The four firms include such giants as International Businesss
Machines Corp. (IBM), Compaq Computer Corp. and Gateway Inc., it
said.
"The fourth DRAM chip importer asked us not to reveal its
name," a Hyundai spokesman told AFP.
The company also said it had recently secured deals to supply
Thin Film Transistor-Liquid Crystal Display (TFT-LCD) units worth
eight billion dollars to four other foreign firms over five years
from 2000.
Hyundai is also negotiating similar deals for DRAM exports
worth $15 billion to other firms, he said, but declined to reveal
their names.
Kim Yong-Hwan, president of Hyundai Electronics, told
reporters the deals were in their final stages and that he
expected them to be finalized by early December.
He added that the amount of DRAM chips to be exported in the
new deals far exceeded the previous combined exports of Hyundai
Electronics and LG Semicon Co., which merged earlier this year.
"The five-year DRAM export contracts mean a lot (to Hyundai
Electronics) in that the big chip importers see prospects for the
integrated electronics firm as very bright," Kim said.
Hyundai Electronics said it had a 20.8 percent stake in the
global market as of the end of last year. It says it is the
nation's number one DRAM maker in terms of chip-production
capacity.
Hyundai plans to expand its annual TFT-LCD production
capability from 500,000 units to 1.8 million units in 2000, and
three million units in 2001, the statement said.
The firm posted a net loss of 125 billion won ($104 million)

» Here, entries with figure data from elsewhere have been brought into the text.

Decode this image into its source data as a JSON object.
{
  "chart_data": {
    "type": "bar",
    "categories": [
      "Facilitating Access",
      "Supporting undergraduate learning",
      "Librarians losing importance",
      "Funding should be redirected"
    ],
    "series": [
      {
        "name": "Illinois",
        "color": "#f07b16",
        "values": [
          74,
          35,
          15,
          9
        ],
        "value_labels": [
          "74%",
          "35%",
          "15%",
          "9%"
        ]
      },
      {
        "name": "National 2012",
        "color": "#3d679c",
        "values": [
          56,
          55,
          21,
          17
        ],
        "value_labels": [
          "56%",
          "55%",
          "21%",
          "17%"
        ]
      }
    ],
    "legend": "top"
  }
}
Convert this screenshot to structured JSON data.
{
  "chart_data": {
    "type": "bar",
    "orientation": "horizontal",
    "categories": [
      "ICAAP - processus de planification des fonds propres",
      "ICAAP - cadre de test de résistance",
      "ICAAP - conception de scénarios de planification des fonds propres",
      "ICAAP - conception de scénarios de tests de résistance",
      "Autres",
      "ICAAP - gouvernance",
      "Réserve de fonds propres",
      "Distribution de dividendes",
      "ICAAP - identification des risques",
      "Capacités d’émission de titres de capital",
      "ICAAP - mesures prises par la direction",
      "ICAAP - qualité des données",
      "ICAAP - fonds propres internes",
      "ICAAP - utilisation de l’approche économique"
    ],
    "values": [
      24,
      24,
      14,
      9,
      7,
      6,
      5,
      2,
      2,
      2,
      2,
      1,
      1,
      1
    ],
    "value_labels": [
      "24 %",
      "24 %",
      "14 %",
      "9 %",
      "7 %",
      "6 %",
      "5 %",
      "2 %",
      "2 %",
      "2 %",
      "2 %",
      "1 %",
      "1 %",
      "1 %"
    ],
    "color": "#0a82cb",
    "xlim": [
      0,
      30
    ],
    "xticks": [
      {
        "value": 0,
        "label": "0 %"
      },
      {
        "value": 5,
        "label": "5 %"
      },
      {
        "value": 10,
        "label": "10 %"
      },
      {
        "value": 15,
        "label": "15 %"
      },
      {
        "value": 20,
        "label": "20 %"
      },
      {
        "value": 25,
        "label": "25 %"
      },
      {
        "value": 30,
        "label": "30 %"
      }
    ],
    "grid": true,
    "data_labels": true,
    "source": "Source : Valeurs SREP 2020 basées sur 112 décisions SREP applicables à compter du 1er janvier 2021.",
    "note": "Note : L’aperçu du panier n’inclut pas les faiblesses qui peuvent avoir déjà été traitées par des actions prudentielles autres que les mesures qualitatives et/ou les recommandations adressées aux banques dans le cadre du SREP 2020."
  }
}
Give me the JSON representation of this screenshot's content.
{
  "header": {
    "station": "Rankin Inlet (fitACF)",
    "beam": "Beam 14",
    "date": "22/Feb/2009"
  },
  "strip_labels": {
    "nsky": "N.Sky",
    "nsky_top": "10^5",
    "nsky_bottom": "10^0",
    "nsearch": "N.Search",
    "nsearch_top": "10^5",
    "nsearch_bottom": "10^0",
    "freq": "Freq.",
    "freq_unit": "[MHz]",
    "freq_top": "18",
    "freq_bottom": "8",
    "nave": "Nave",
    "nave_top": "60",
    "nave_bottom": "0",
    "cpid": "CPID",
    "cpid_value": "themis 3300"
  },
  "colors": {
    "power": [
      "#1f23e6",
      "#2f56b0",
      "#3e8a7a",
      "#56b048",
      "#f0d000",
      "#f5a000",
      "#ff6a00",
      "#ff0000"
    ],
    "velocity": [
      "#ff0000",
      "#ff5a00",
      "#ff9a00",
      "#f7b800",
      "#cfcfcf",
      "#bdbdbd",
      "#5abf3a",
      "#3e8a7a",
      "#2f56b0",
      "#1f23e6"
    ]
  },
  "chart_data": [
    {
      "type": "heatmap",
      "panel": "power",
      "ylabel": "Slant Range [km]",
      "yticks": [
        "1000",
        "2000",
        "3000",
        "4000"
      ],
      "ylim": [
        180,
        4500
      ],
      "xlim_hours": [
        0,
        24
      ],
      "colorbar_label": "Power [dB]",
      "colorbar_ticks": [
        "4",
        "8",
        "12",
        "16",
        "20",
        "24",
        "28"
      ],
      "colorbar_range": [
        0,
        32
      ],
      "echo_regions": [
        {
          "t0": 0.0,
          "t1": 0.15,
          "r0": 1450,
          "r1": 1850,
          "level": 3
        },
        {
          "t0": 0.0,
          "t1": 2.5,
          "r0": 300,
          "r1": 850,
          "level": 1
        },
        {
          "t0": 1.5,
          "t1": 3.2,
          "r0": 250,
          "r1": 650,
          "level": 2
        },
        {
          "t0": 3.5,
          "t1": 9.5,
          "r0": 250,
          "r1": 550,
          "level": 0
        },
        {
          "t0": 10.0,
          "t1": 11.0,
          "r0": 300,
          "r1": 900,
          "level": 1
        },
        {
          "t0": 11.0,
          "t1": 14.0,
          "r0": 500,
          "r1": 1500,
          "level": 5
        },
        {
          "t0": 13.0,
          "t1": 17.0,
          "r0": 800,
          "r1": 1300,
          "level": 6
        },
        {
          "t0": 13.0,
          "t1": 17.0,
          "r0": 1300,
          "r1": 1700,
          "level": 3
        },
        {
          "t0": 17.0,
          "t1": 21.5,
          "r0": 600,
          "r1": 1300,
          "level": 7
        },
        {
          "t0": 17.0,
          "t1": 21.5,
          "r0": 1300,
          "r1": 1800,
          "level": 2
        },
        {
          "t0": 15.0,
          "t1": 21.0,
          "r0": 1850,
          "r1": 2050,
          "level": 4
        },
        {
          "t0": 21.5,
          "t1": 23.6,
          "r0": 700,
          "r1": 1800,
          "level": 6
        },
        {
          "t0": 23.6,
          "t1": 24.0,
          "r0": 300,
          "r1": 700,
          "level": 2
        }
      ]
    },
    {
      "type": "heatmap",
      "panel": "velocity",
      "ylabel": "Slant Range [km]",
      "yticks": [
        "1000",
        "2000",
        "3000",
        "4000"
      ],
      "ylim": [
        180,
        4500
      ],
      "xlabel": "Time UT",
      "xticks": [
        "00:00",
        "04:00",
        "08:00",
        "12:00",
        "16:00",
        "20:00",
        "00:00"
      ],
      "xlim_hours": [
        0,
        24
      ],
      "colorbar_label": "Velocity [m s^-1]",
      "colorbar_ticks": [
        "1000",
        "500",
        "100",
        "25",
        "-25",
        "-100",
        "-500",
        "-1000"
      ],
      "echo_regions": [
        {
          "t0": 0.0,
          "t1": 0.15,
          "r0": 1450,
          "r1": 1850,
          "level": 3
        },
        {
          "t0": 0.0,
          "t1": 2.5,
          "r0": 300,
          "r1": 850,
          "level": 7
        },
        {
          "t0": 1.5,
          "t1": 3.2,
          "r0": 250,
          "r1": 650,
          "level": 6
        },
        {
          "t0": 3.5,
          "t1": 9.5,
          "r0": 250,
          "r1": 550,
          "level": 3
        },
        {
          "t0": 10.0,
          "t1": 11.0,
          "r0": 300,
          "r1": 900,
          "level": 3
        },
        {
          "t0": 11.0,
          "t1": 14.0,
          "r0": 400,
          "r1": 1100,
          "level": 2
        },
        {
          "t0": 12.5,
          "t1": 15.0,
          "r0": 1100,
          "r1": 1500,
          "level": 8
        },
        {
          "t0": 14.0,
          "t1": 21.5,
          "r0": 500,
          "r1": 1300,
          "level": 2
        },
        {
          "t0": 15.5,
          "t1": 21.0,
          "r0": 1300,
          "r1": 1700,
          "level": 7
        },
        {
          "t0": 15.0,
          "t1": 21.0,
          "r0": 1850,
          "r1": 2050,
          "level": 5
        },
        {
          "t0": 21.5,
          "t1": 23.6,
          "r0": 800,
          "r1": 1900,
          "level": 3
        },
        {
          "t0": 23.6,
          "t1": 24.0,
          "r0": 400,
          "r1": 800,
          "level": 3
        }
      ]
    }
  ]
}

for the six months to June.
But Hyundai said in the statement that it expects to post a
"considerable amount" of net profit for this year and a "large-
scale" net profit for next year on the back of synergy from its
merger with the former LG Semicon Co.
The South Korean electronics giant has pledged to cut the
debt-to-equity ratio of its integrated semiconductor unit to 200
percent by the end of the year from 350 percent.